Question: Let \[{{a}_{1}},{{a}_{2}},{{a}_{3}},.....{{a}_{100}}\] be an arithmetic progression with \[{{a}_{1}}...

Question

Let ${{a}_{1}},{{a}_{2}},{{a}_{3}},.....{{a}_{100}}$ be an arithmetic progression with ${{a}_{1}}=3$ and ${{S}_{p}}$ is sum of 300. For any integer n with $1\le n\le 20$ , let $m=5n$ . If $\dfrac{{{S}_{m}}}{{{S}_{n}}}$ does not depend on n, then ${{a}_{2}}$ .
1. 9
2. 2 or 4
3. 4 or 16
4. None of these

Answer 1

Solution

In this particular problem first we need to recall the formula for sum of series which is in AP
Because the series which is given is in arithmetic progression. So, the formula for arithmetic progression is given by ${{S}_{k}}=\dfrac{k}{2}(2a+(k-1)d)$ . After taking the ratio of $\dfrac{{{S}_{m}}}{{{S}_{n}}}$ we get the value of d as it is independent of n. so, in this way we have to solve further and get the answer.

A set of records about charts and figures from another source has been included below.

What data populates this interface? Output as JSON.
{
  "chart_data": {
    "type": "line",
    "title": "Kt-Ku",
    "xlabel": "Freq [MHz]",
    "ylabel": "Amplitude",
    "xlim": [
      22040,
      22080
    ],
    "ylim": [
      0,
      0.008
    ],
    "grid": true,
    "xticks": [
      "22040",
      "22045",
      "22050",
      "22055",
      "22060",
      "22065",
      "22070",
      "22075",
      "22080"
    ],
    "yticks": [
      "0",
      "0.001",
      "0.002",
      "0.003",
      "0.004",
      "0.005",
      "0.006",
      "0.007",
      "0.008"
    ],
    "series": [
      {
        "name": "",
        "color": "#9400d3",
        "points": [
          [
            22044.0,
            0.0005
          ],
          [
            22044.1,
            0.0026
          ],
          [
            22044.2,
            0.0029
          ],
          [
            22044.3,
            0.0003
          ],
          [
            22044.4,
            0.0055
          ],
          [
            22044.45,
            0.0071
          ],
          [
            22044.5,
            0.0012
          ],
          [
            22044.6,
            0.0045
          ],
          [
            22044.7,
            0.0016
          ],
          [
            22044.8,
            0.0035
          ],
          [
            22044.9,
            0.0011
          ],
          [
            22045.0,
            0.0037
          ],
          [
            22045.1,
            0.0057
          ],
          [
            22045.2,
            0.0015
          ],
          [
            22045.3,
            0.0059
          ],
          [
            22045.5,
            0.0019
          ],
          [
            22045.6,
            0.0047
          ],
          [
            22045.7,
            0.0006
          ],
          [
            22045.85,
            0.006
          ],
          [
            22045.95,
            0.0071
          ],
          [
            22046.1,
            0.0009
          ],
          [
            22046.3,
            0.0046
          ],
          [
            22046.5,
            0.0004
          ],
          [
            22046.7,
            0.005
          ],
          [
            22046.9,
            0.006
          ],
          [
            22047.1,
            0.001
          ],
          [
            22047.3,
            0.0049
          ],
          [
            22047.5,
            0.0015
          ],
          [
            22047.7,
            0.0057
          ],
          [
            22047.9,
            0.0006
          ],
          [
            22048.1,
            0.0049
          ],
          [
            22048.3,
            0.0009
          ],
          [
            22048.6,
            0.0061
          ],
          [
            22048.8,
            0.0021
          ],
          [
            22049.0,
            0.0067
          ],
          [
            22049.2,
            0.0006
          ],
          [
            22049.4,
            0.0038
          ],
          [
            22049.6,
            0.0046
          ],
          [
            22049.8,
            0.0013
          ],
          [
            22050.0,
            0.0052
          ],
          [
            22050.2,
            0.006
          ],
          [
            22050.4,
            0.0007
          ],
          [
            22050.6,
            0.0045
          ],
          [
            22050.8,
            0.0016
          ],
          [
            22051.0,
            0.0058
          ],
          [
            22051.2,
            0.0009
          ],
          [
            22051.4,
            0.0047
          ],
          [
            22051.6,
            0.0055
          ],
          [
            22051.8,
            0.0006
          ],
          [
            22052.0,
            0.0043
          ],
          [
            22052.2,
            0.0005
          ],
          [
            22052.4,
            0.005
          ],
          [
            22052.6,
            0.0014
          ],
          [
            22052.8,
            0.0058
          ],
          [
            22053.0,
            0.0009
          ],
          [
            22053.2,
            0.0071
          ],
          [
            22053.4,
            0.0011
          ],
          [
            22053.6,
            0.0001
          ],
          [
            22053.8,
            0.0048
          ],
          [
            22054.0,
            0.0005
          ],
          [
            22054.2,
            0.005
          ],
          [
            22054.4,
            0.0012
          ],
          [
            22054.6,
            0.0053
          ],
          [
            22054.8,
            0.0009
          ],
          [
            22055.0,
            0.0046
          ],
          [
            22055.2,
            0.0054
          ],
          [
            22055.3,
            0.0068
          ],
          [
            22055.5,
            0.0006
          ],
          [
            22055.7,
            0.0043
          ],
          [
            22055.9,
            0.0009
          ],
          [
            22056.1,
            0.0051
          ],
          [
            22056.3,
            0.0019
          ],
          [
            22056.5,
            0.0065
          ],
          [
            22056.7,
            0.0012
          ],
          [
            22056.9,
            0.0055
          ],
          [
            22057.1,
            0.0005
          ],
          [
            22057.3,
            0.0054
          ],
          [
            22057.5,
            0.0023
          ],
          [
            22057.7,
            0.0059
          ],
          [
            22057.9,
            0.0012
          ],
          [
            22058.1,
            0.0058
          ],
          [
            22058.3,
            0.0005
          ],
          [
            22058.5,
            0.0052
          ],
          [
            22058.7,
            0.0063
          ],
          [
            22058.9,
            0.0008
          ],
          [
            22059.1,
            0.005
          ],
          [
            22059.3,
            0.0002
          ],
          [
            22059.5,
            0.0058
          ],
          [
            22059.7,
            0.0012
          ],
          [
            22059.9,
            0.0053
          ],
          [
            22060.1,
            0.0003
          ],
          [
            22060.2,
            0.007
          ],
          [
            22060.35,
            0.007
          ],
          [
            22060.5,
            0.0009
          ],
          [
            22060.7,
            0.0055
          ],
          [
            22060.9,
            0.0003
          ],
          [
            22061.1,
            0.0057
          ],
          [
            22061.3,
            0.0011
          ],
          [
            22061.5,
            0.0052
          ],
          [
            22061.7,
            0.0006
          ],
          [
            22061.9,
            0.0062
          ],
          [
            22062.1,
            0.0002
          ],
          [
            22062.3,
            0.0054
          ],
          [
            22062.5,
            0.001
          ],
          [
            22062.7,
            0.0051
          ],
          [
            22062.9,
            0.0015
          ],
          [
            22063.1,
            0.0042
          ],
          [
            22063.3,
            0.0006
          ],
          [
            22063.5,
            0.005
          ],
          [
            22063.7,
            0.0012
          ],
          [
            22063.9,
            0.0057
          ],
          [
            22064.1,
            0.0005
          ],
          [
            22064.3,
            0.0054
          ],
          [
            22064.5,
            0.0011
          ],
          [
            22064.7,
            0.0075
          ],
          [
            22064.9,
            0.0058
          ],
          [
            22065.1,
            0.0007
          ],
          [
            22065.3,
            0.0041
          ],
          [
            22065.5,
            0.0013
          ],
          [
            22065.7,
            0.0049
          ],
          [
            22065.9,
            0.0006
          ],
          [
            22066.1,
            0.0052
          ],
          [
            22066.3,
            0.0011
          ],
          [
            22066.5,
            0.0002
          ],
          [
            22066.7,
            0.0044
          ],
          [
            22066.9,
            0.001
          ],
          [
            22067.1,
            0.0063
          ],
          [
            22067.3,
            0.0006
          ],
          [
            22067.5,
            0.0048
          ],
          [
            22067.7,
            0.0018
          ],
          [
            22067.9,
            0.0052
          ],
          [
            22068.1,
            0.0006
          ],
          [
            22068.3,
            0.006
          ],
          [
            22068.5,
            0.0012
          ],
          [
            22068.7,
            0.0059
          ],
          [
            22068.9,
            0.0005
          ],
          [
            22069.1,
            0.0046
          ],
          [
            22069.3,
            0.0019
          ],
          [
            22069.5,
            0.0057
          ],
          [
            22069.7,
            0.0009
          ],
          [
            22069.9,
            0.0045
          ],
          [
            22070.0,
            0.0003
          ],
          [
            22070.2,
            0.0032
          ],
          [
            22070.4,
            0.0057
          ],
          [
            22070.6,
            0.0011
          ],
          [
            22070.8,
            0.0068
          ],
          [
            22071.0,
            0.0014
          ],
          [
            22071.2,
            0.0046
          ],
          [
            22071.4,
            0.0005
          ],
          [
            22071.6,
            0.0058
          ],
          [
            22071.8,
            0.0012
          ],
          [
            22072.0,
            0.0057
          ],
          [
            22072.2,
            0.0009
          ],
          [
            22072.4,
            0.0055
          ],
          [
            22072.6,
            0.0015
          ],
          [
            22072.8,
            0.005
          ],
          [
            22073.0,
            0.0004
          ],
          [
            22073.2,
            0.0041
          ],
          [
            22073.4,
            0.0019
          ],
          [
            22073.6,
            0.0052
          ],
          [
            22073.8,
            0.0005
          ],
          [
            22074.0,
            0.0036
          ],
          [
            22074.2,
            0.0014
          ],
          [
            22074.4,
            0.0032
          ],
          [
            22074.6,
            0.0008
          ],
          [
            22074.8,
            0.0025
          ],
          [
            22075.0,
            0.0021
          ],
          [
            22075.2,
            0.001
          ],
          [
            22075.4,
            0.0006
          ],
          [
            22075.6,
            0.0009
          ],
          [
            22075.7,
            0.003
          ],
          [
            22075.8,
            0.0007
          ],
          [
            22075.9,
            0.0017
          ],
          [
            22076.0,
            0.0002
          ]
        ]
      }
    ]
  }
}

Complete step-by-step solution:
In this particular problem, it has mentioned in the series given that is ${{a}_{1}},{{a}_{2}},{{a}_{3}},.....{{a}_{100}}$
Above series is given in the form of A.P. so we have to apply the formula for the sum of series in A.P.
${{S}_{k}}=\dfrac{k}{2}(2a+(k-1)d)$
Here, in this question it has also given the relation between m and n.
That is $m=5n$ where, ratio $\dfrac{{{S}_{m}}}{{{S}_{n}}}$ is not dependent on n.
First of all we need to find the value of ${{S}_{m}}$
${{S}_{m}}=\dfrac{m}{2}(2a+(m-1)d)$
But we know that $m=5n$ substitute in above equation that is
${{S}_{m}}=\dfrac{5n}{2}(2a+(5n-1)d)---(1)$
Now, we have to find the value of ${{S}_{n}}$
${{S}_{n}}=\dfrac{n}{2}(2a+(n-1)d)---(2)$
We divide the equation (1) and equation (2)
$\dfrac{{{S}_{m}}}{{{S}_{n}}}=\dfrac{\dfrac{5n}{2}(2a+(5n-1)d)}{\dfrac{n}{2}(2a+(n-1)d)}$
Here in this equation you can substitute the value of $a=3$ we get:
$\dfrac{{{S}_{m}}}{{{S}_{n}}}=\dfrac{\dfrac{5n}{2}(2(3)+(5n-1)d)}{\dfrac{n}{2}(2(3)+(n-1)d)}$
After simplifying this above equation we get:
$\dfrac{{{S}_{m}}}{{{S}_{n}}}=\dfrac{5n(6+(5n-1)d)}{n(6+(n-1)d)}$
Here, n gets cancelled we get:
$\dfrac{{{S}_{m}}}{{{S}_{n}}}=\dfrac{5(6+(5n-1)d)}{(6+(n-1)d)}$
After simplifying further we get:
$\dfrac{{{S}_{m}}}{{{S}_{n}}}=\dfrac{5((6-d)+5nd)}{((6-d)+nd)}---(3)$
Condition which is given that
$\dfrac{{{S}_{m}}}{{{S}_{n}}}$ Does not depend on n.
Hence, $d=6$
Because if we substitute $d=6$ equation (3) becomes independent on n that means the expression is not in the term of n.
As we know that common difference should be the same for A.P.
${{a}_{2}}-{{a}_{1}}=d$
Here, $d=6$ and ${{a}_{1}}=3$
$\therefore {{a}_{2}}-3=6$
$\therefore {{a}_{2}}=6+3$
$\therefore {{a}_{2}}=9$
So, the correct option is “option 1”.

Note: In this particular problem, we have to keep in mind that the formula which we used is important. And don’t make silly mistakes while substituting the values. Another important thing is that when we are calculating the value of d. Always focus the statement which is given in question that is $\dfrac{{{S}_{m}}}{{{S}_{n}}}$ does not depend on n that means they have indirectly written here that we have to select the value of d in such a way the expression should be free of n. If we substitute the value of $d=6$ then in the expression n is cancelled and the ratio is 25 that means the ratio is not in the term of n. That we have to remember always, and don’t make silly mistakes here while selecting the values of d. So, the above solution is preferred for such types of problems.